How an abortion pill ruling could threaten the FDA's regulatory authority

Two contradictory court rulings are raising questions not only about the future of the abortion pill mifepristone, but the federal government's authority to approve and regulate drugs in general.

Mifepristone is widely used across the U.S. to end pregnancy in the first 10 weeks of gestation and help manage miscarriages. The Food and Drug Administration (FDA) first approved it in 2000, after it evaluated data and concluded the drug's health benefits outweigh its risks.

More than two decades later, a federal judge in Texas refuted the FDA's approval, issuing an injunction that would suspend its approval nationwide.
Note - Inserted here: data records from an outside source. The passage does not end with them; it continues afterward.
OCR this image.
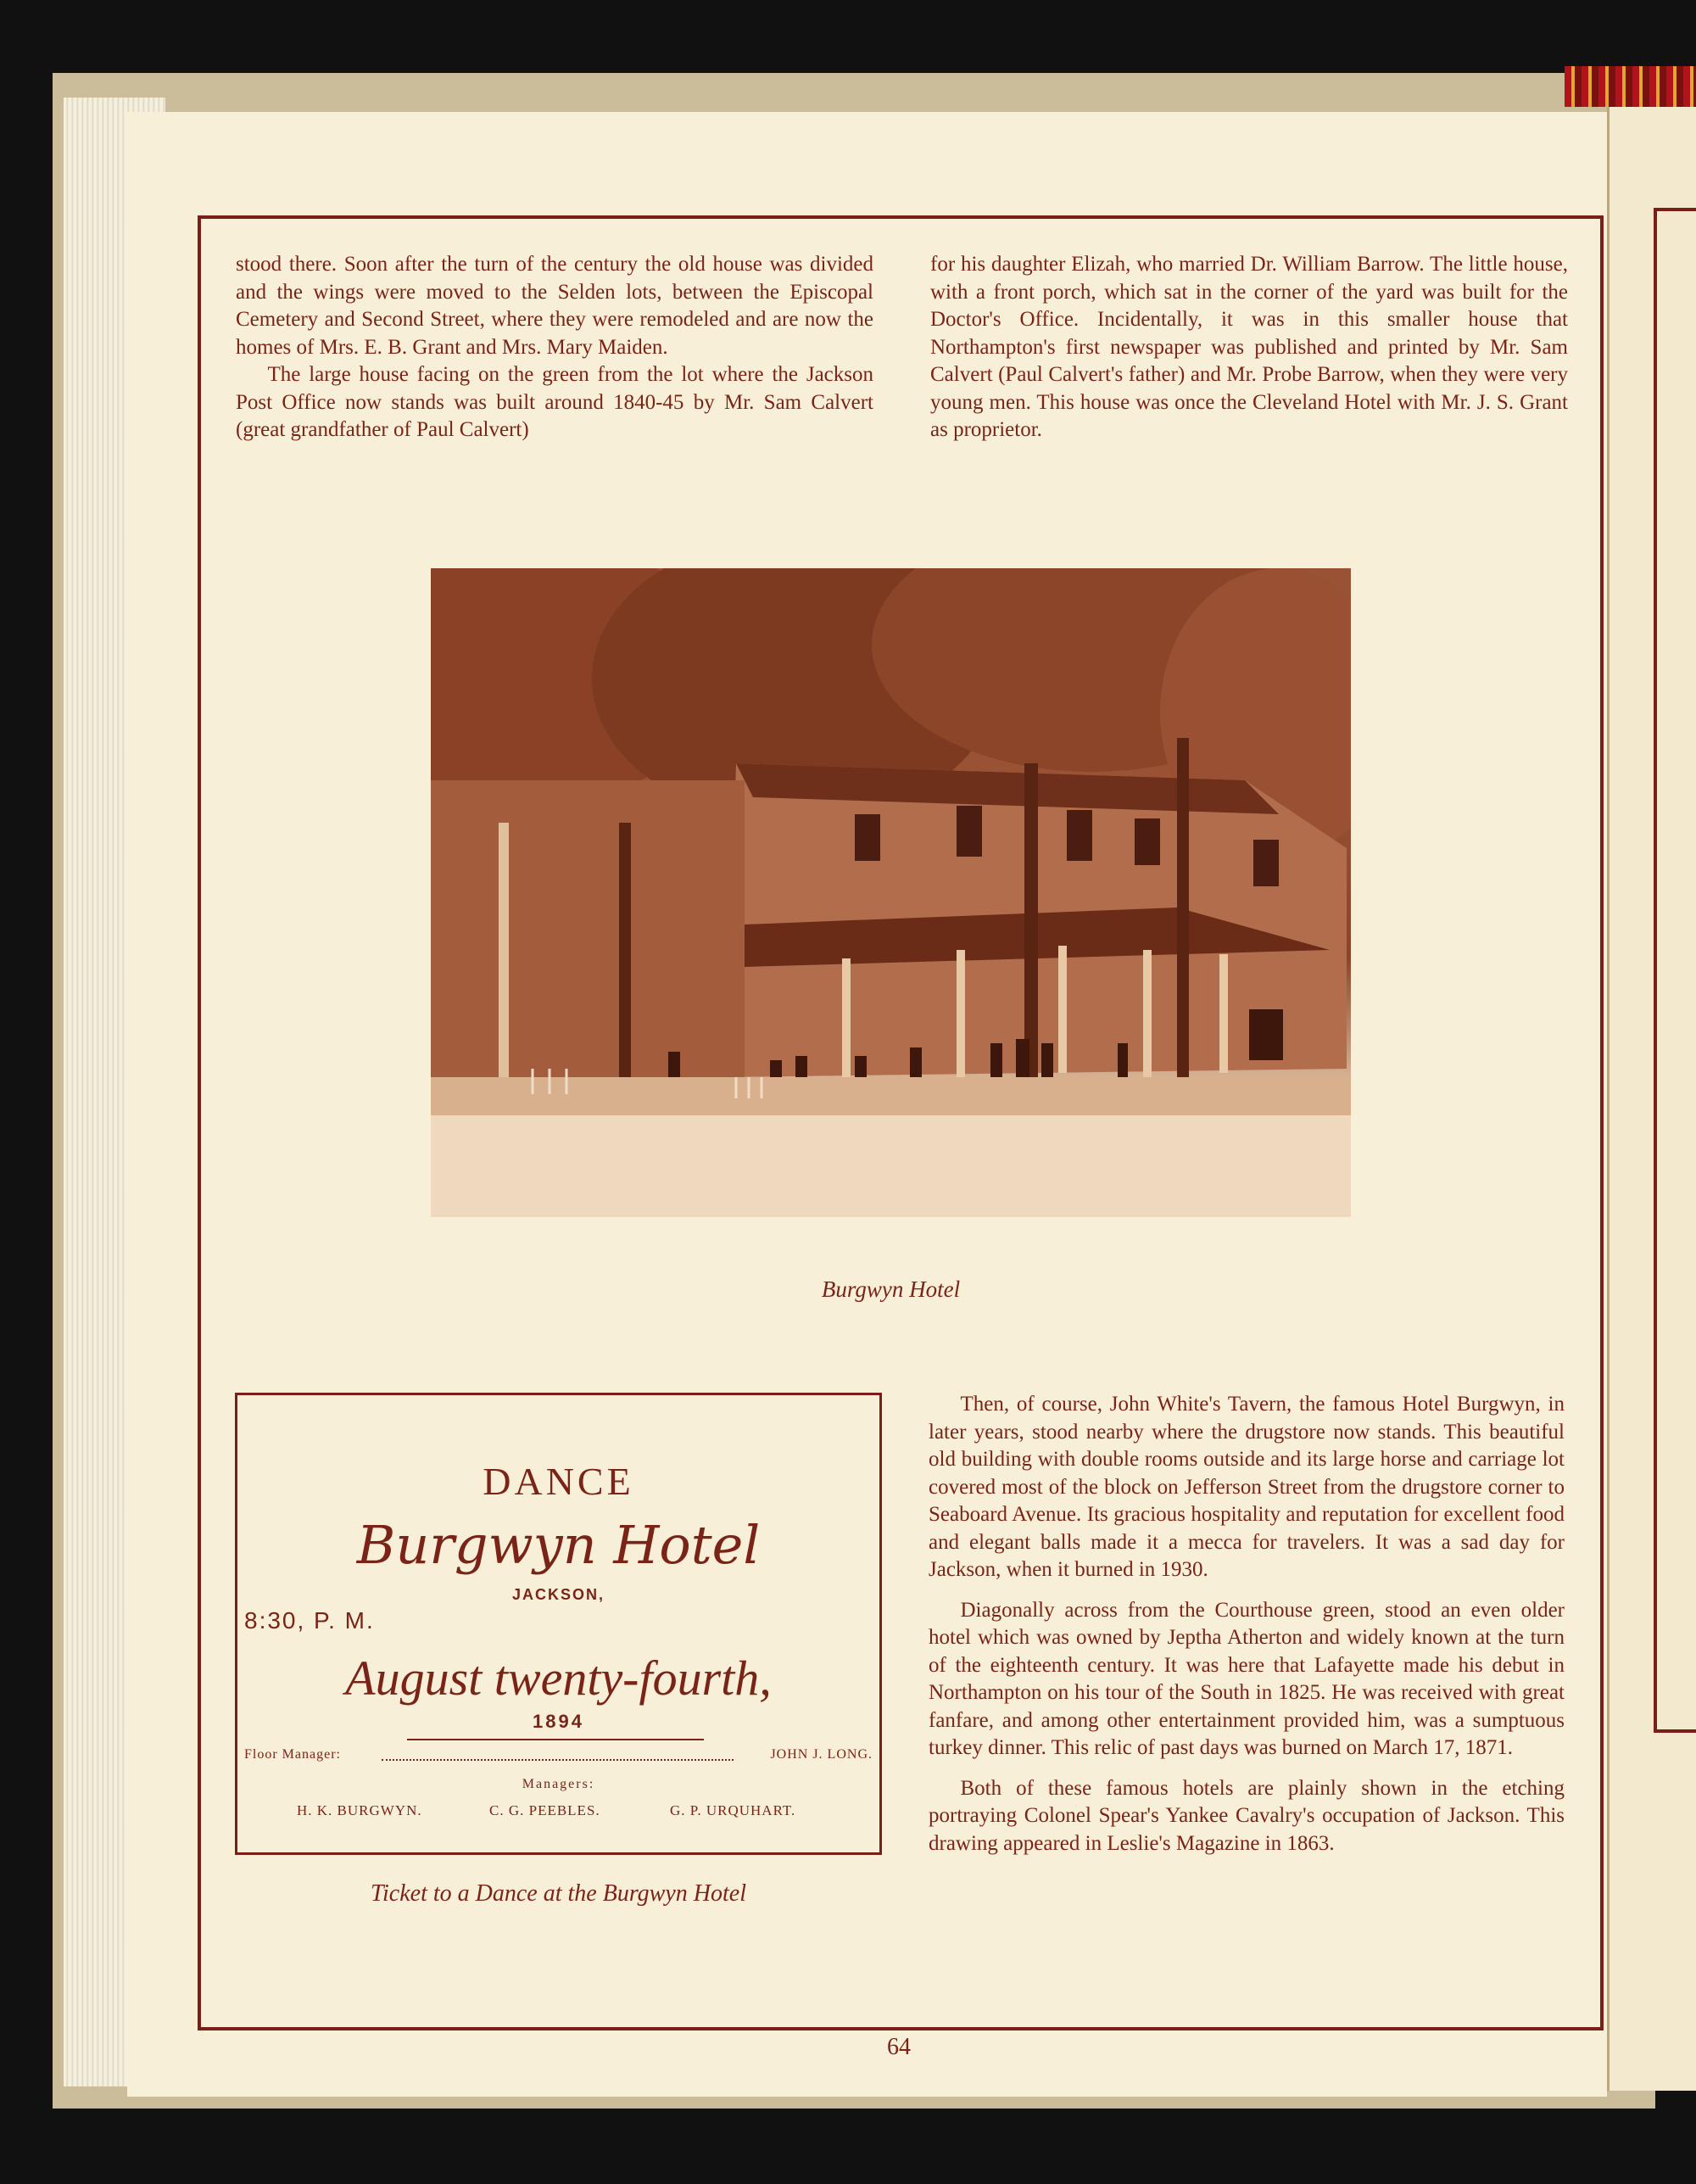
stood there. Soon after the turn of the century the old house was divided and the wings were moved to the Selden lots, between the Episcopal Cemetery and Second Street, where they were remodeled and are now the homes of Mrs. E. B. Grant and Mrs. Mary Maiden.

The large house facing on the green from the lot where the Jackson Post Office now stands was built around 1840-45 by Mr. Sam Calvert (great grandfather of Paul Calvert)

for his daughter Elizah, who married Dr. William Barrow. The little house, with a front porch, which sat in the corner of the yard was built for the Doctor's Office. Incidentally, it was in this smaller house that Northampton's first newspaper was published and printed by Mr. Sam Calvert (Paul Calvert's father) and Mr. Probe Barrow, when they were very young men. This house was once the Cleveland Hotel with Mr. J. S. Grant as proprietor.

Burgwyn Hotel
DANCE
Burgwyn Hotel
JACKSON,
8:30, P. M.
August twenty-fourth,
1894
Floor Manager:	JOHN J. LONG.
Managers:
H. K. BURGWYN.	C. G. PEEBLES.	G. P. URQUHART.
Ticket to a Dance at the Burgwyn Hotel

Then, of course, John White's Tavern, the famous Hotel Burgwyn, in later years, stood nearby where the drugstore now stands. This beautiful old building with double rooms outside and its large horse and carriage lot covered most of the block on Jefferson Street from the drugstore corner to Seaboard Avenue. Its gracious hospitality and reputation for excellent food and elegant balls made it a mecca for travelers. It was a sad day for Jackson, when it burned in 1930.

Diagonally across from the Courthouse green, stood an even older hotel which was owned by Jeptha Atherton and widely known at the turn of the eighteenth century. It was here that Lafayette made his debut in Northampton on his tour of the South in 1825. He was received with great fanfare, and among other entertainment provided him, was a sumptuous turkey dinner. This relic of past days was burned on March 17, 1871.

Both of these famous hotels are plainly shown in the etching portraying Colonel Spear's Yankee Cavalry's occupation of Jackson. This drawing appeared in Leslie's Magazine in 1863.

64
That pause is set to take effect on Friday, though the Justice Department has appealed to block it.

In Washington state on Friday, a different federal judge issued a separate ruling that prohibits the FDA from pulling the drug from the market.

Uncertain about the future of mifepristone access, several states began stockpiling doses of the drug, major pharmaceutical companies expressed support for the FDA, and some Democrats and at least one Republican lawmaker urged the Biden administration to ignore the Texas ruling (a suggestion the White House dismissed as a potentially "dangerous precedent").

Holly Fernandez Lynch, an assistant professor of medical ethics and law at the University of Pennsylvania, calls the Texas ruling "truly an unprecedented decision."